Dikatakan Otto, OJK yang masuk dalam satgas pemberantasan judi online akan terus memberikan edukasi kepada masyarakat terkait bahaya judi online.
“OJK telah bekerja sama dengan beberapa pihak terkait untuk memberantas judi online di sektor jasa keuangan. Kami terus menjalin koordinasi dengan bank, Kominfo dan PPATK untuk mengatasi hal tersebut,” ungkapnya.
Otto menambahkan, OJK juga terus memantau upaya perbankan untuk merespons tantangan dalam pemberantasan judi online serta mengintensifkan upaya dan meminimalisir terjadinya praktek jual beli rekening, serta meningkatkan dan mengoptimalkan penggunaan teknologi informasi dalam mengidentifikasi tindak kejahatan ekonomi termasuk judi online.

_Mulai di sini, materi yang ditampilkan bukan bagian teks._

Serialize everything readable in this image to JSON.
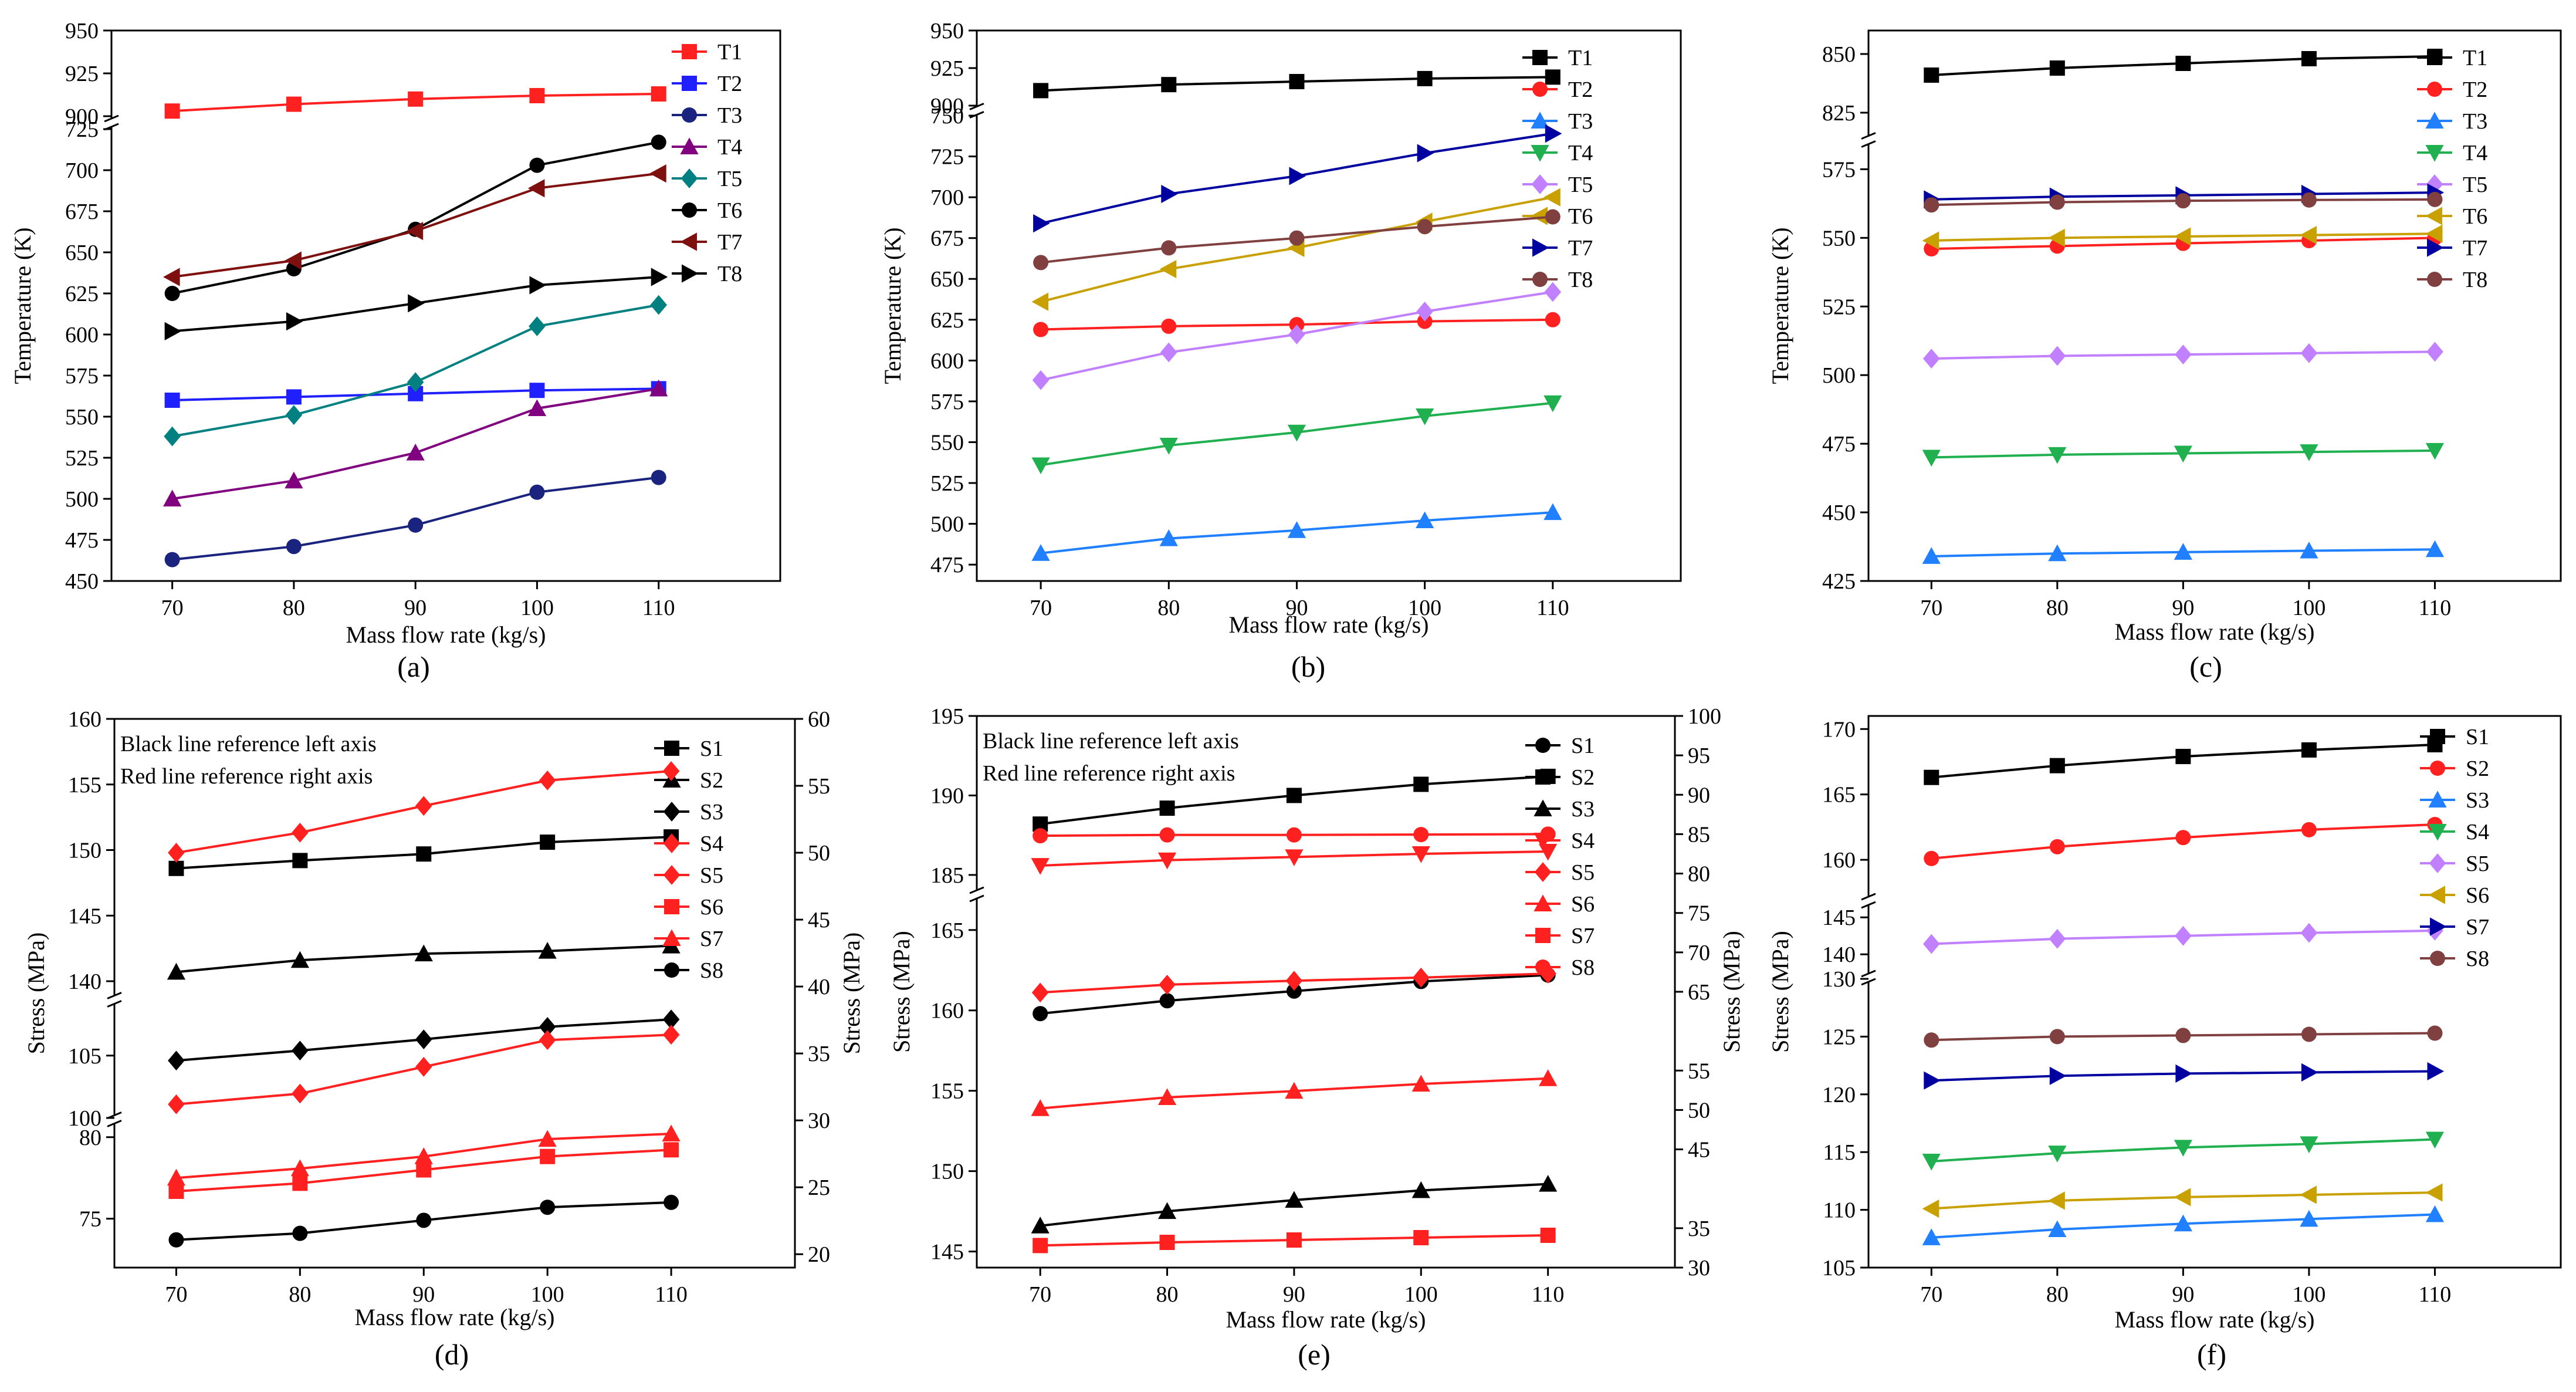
{
  "figure": {
    "panels": [
      "a",
      "b",
      "c",
      "d",
      "e",
      "f"
    ]
  },
  "chart_data": [
    {
      "id": "a",
      "type": "line",
      "panel_label": "(a)",
      "xlabel": "Mass flow rate (kg/s)",
      "ylabel": "Temperature (K)",
      "x": [
        70,
        80,
        90,
        100,
        110
      ],
      "xlim": [
        65,
        120
      ],
      "xticks": [
        70,
        80,
        90,
        100,
        110
      ],
      "segments": [
        {
          "range": [
            450,
            725
          ],
          "ticks": [
            450,
            475,
            500,
            525,
            550,
            575,
            600,
            625,
            650,
            675,
            700,
            725
          ]
        },
        {
          "range": [
            900,
            950
          ],
          "ticks": [
            900,
            925,
            950
          ]
        }
      ],
      "series": [
        {
          "name": "T1",
          "color": "#ff2020",
          "marker": "square",
          "values": [
            903,
            907,
            910,
            912,
            913
          ]
        },
        {
          "name": "T2",
          "color": "#2020ff",
          "marker": "square",
          "values": [
            560,
            562,
            564,
            566,
            567
          ]
        },
        {
          "name": "T3",
          "color": "#1a237e",
          "marker": "circle",
          "values": [
            463,
            471,
            484,
            504,
            513
          ]
        },
        {
          "name": "T4",
          "color": "#800080",
          "marker": "triangle-up",
          "values": [
            500,
            511,
            528,
            555,
            567
          ]
        },
        {
          "name": "T5",
          "color": "#008080",
          "marker": "diamond",
          "values": [
            538,
            551,
            571,
            605,
            618
          ]
        },
        {
          "name": "T6",
          "color": "#000000",
          "marker": "circle",
          "values": [
            625,
            640,
            664,
            703,
            717
          ]
        },
        {
          "name": "T7",
          "color": "#7f1010",
          "marker": "triangle-left",
          "values": [
            635,
            645,
            663,
            689,
            698
          ]
        },
        {
          "name": "T8",
          "color": "#000000",
          "marker": "triangle-right",
          "values": [
            602,
            608,
            619,
            630,
            635
          ]
        }
      ]
    },
    {
      "id": "b",
      "type": "line",
      "panel_label": "(b)",
      "xlabel": "Mass flow rate (kg/s)",
      "ylabel": "Temperature (K)",
      "x": [
        70,
        80,
        90,
        100,
        110
      ],
      "xlim": [
        65,
        120
      ],
      "xticks": [
        70,
        80,
        90,
        100,
        110
      ],
      "segments": [
        {
          "range": [
            465,
            750
          ],
          "ticks": [
            475,
            500,
            525,
            550,
            575,
            600,
            625,
            650,
            675,
            700,
            725,
            750
          ]
        },
        {
          "range": [
            900,
            950
          ],
          "ticks": [
            900,
            925,
            950
          ]
        }
      ],
      "series": [
        {
          "name": "T1",
          "color": "#000000",
          "marker": "square",
          "values": [
            910,
            914,
            916,
            918,
            919
          ]
        },
        {
          "name": "T2",
          "color": "#ff2020",
          "marker": "circle",
          "values": [
            619,
            621,
            622,
            624,
            625
          ]
        },
        {
          "name": "T3",
          "color": "#2080ff",
          "marker": "triangle-up",
          "values": [
            482,
            491,
            496,
            502,
            507
          ]
        },
        {
          "name": "T4",
          "color": "#20b050",
          "marker": "triangle-down",
          "values": [
            536,
            548,
            556,
            566,
            574
          ]
        },
        {
          "name": "T5",
          "color": "#c080ff",
          "marker": "diamond",
          "values": [
            588,
            605,
            616,
            630,
            642
          ]
        },
        {
          "name": "T6",
          "color": "#c8a000",
          "marker": "triangle-left",
          "values": [
            636,
            656,
            669,
            685,
            700
          ]
        },
        {
          "name": "T7",
          "color": "#0000a0",
          "marker": "triangle-right",
          "values": [
            684,
            702,
            713,
            727,
            739
          ]
        },
        {
          "name": "T8",
          "color": "#804040",
          "marker": "circle",
          "values": [
            660,
            669,
            675,
            682,
            688
          ]
        }
      ]
    },
    {
      "id": "c",
      "type": "line",
      "panel_label": "(c)",
      "xlabel": "Mass flow rate (kg/s)",
      "ylabel": "Temperature (K)",
      "x": [
        70,
        80,
        90,
        100,
        110
      ],
      "xlim": [
        65,
        120
      ],
      "xticks": [
        70,
        80,
        90,
        100,
        110
      ],
      "segments": [
        {
          "range": [
            425,
            580
          ],
          "ticks": [
            425,
            450,
            475,
            500,
            525,
            550,
            575
          ]
        },
        {
          "range": [
            820,
            860
          ],
          "ticks": [
            825,
            850
          ]
        }
      ],
      "series": [
        {
          "name": "T1",
          "color": "#000000",
          "marker": "square",
          "values": [
            841,
            844,
            846,
            848,
            849
          ]
        },
        {
          "name": "T2",
          "color": "#ff2020",
          "marker": "circle",
          "values": [
            546,
            547,
            548,
            549,
            550
          ]
        },
        {
          "name": "T3",
          "color": "#2080ff",
          "marker": "triangle-up",
          "values": [
            434,
            435,
            435.5,
            436,
            436.5
          ]
        },
        {
          "name": "T4",
          "color": "#20b050",
          "marker": "triangle-down",
          "values": [
            470,
            471,
            471.5,
            472,
            472.5
          ]
        },
        {
          "name": "T5",
          "color": "#c080ff",
          "marker": "diamond",
          "values": [
            506,
            507,
            507.5,
            508,
            508.5
          ]
        },
        {
          "name": "T6",
          "color": "#c8a000",
          "marker": "triangle-left",
          "values": [
            549,
            550,
            550.5,
            551,
            551.5
          ]
        },
        {
          "name": "T7",
          "color": "#0000a0",
          "marker": "triangle-right",
          "values": [
            564,
            565,
            565.5,
            566,
            566.5
          ]
        },
        {
          "name": "T8",
          "color": "#804040",
          "marker": "circle",
          "values": [
            562,
            563,
            563.5,
            563.8,
            564
          ]
        }
      ]
    },
    {
      "id": "d",
      "type": "line",
      "panel_label": "(d)",
      "xlabel": "Mass flow rate (kg/s)",
      "ylabel": "Stress (MPa)",
      "ylabel_right": "Stress (MPa)",
      "x": [
        70,
        80,
        90,
        100,
        110
      ],
      "xlim": [
        65,
        120
      ],
      "xticks": [
        70,
        80,
        90,
        100,
        110
      ],
      "annotation": [
        "Black line reference left axis",
        "Red line reference right axis"
      ],
      "segments": [
        {
          "range": [
            72,
            81
          ],
          "ticks": [
            75,
            80
          ]
        },
        {
          "range": [
            100,
            108
          ],
          "ticks": [
            100,
            105
          ]
        },
        {
          "range": [
            140,
            160
          ],
          "ticks": [
            140,
            145,
            150,
            155,
            160
          ]
        }
      ],
      "right_axis": {
        "range": [
          19,
          60
        ],
        "ticks": [
          20,
          25,
          30,
          35,
          40,
          45,
          50,
          55,
          60
        ]
      },
      "series": [
        {
          "name": "S1",
          "color": "#000000",
          "marker": "square",
          "axis": "left",
          "values": [
            148.6,
            149.2,
            149.7,
            150.6,
            151.0
          ]
        },
        {
          "name": "S2",
          "color": "#000000",
          "marker": "triangle-up",
          "axis": "left",
          "values": [
            140.7,
            141.6,
            142.1,
            142.3,
            142.7
          ]
        },
        {
          "name": "S3",
          "color": "#000000",
          "marker": "diamond",
          "axis": "left",
          "values": [
            104.6,
            105.4,
            106.3,
            107.3,
            107.9
          ]
        },
        {
          "name": "S4",
          "color": "#ff2020",
          "marker": "diamond",
          "axis": "right",
          "values": [
            50.0,
            51.5,
            53.5,
            55.4,
            56.1
          ]
        },
        {
          "name": "S5",
          "color": "#ff2020",
          "marker": "diamond",
          "axis": "right",
          "values": [
            31.2,
            32.0,
            34.0,
            36.0,
            36.4
          ]
        },
        {
          "name": "S6",
          "color": "#ff2020",
          "marker": "square",
          "axis": "right",
          "values": [
            24.7,
            25.3,
            26.3,
            27.3,
            27.8
          ]
        },
        {
          "name": "S7",
          "color": "#ff2020",
          "marker": "triangle-up",
          "axis": "right",
          "values": [
            25.7,
            26.4,
            27.3,
            28.6,
            29.0
          ]
        },
        {
          "name": "S8",
          "color": "#000000",
          "marker": "circle",
          "axis": "left",
          "values": [
            73.7,
            74.1,
            74.9,
            75.7,
            76.0
          ]
        }
      ]
    },
    {
      "id": "e",
      "type": "line",
      "panel_label": "(e)",
      "xlabel": "Mass flow rate (kg/s)",
      "ylabel": "Stress (MPa)",
      "ylabel_right": "Stress (MPa)",
      "x": [
        70,
        80,
        90,
        100,
        110
      ],
      "xlim": [
        65,
        120
      ],
      "xticks": [
        70,
        80,
        90,
        100,
        110
      ],
      "annotation": [
        "Black line reference left axis",
        "Red line reference right axis"
      ],
      "segments": [
        {
          "range": [
            144,
            167
          ],
          "ticks": [
            145,
            150,
            155,
            160,
            165
          ]
        },
        {
          "range": [
            184,
            195
          ],
          "ticks": [
            185,
            190,
            195
          ]
        }
      ],
      "right_axis": {
        "range": [
          30,
          100
        ],
        "ticks": [
          30,
          35,
          45,
          50,
          55,
          65,
          70,
          75,
          80,
          85,
          90,
          95,
          100
        ]
      },
      "series": [
        {
          "name": "S1",
          "color": "#000000",
          "marker": "circle",
          "axis": "left",
          "values": [
            159.8,
            160.6,
            161.2,
            161.8,
            162.2
          ]
        },
        {
          "name": "S2",
          "color": "#000000",
          "marker": "square",
          "axis": "left",
          "values": [
            188.2,
            189.2,
            190.0,
            190.7,
            191.2
          ]
        },
        {
          "name": "S3",
          "color": "#000000",
          "marker": "triangle-up",
          "axis": "left",
          "values": [
            146.6,
            147.5,
            148.2,
            148.8,
            149.2
          ]
        },
        {
          "name": "S4",
          "color": "#ff2020",
          "marker": "triangle-down",
          "axis": "right",
          "values": [
            81.0,
            81.7,
            82.1,
            82.5,
            82.8
          ]
        },
        {
          "name": "S5",
          "color": "#ff2020",
          "marker": "diamond",
          "axis": "right",
          "values": [
            64.9,
            65.9,
            66.4,
            66.8,
            67.3
          ]
        },
        {
          "name": "S6",
          "color": "#ff2020",
          "marker": "triangle-up",
          "axis": "right",
          "values": [
            50.2,
            51.6,
            52.4,
            53.3,
            54.0
          ]
        },
        {
          "name": "S7",
          "color": "#ff2020",
          "marker": "square",
          "axis": "right",
          "values": [
            32.8,
            33.2,
            33.5,
            33.8,
            34.1
          ]
        },
        {
          "name": "S8",
          "color": "#ff2020",
          "marker": "circle",
          "axis": "right",
          "values": [
            84.8,
            84.9,
            84.9,
            84.95,
            85.0
          ]
        }
      ]
    },
    {
      "id": "f",
      "type": "line",
      "panel_label": "(f)",
      "xlabel": "Mass flow rate (kg/s)",
      "ylabel": "Stress (MPa)",
      "x": [
        70,
        80,
        90,
        100,
        110
      ],
      "xlim": [
        65,
        120
      ],
      "xticks": [
        70,
        80,
        90,
        100,
        110
      ],
      "segments": [
        {
          "range": [
            105,
            130
          ],
          "ticks": [
            105,
            110,
            115,
            120,
            125,
            130
          ]
        },
        {
          "range": [
            137,
            147
          ],
          "ticks": [
            140,
            145
          ]
        },
        {
          "range": [
            157,
            171
          ],
          "ticks": [
            160,
            165,
            170
          ]
        }
      ],
      "series": [
        {
          "name": "S1",
          "color": "#000000",
          "marker": "square",
          "values": [
            166.3,
            167.2,
            167.9,
            168.4,
            168.8
          ]
        },
        {
          "name": "S2",
          "color": "#ff2020",
          "marker": "circle",
          "values": [
            160.1,
            161.0,
            161.7,
            162.3,
            162.7
          ]
        },
        {
          "name": "S3",
          "color": "#2080ff",
          "marker": "triangle-up",
          "values": [
            107.6,
            108.3,
            108.8,
            109.2,
            109.6
          ]
        },
        {
          "name": "S4",
          "color": "#20b050",
          "marker": "triangle-down",
          "values": [
            114.2,
            114.9,
            115.4,
            115.7,
            116.1
          ]
        },
        {
          "name": "S5",
          "color": "#c080ff",
          "marker": "diamond",
          "values": [
            141.4,
            142.1,
            142.5,
            142.9,
            143.2
          ]
        },
        {
          "name": "S6",
          "color": "#c8a000",
          "marker": "triangle-left",
          "values": [
            110.1,
            110.8,
            111.1,
            111.3,
            111.5
          ]
        },
        {
          "name": "S7",
          "color": "#0000a0",
          "marker": "triangle-right",
          "values": [
            121.2,
            121.6,
            121.8,
            121.9,
            122.0
          ]
        },
        {
          "name": "S8",
          "color": "#804040",
          "marker": "circle",
          "values": [
            124.7,
            125.0,
            125.1,
            125.2,
            125.3
          ]
        }
      ]
    }
  ]
}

“Kami juga berpesan kepada masyarakat khususnya warga masyarakat Lampung untuk tidak melakukan aktivitas judi online. Saya pastikan bahwa judi online tidak akan memberikan kesejahteraan, justru sebaliknya. Sudah banyak kasus-kasus tindak pidana kriminalitas yang terjadi berawal dari judi online. Ini dampaknya sangat luar biasa dan kita harus waspada,” tegasnya.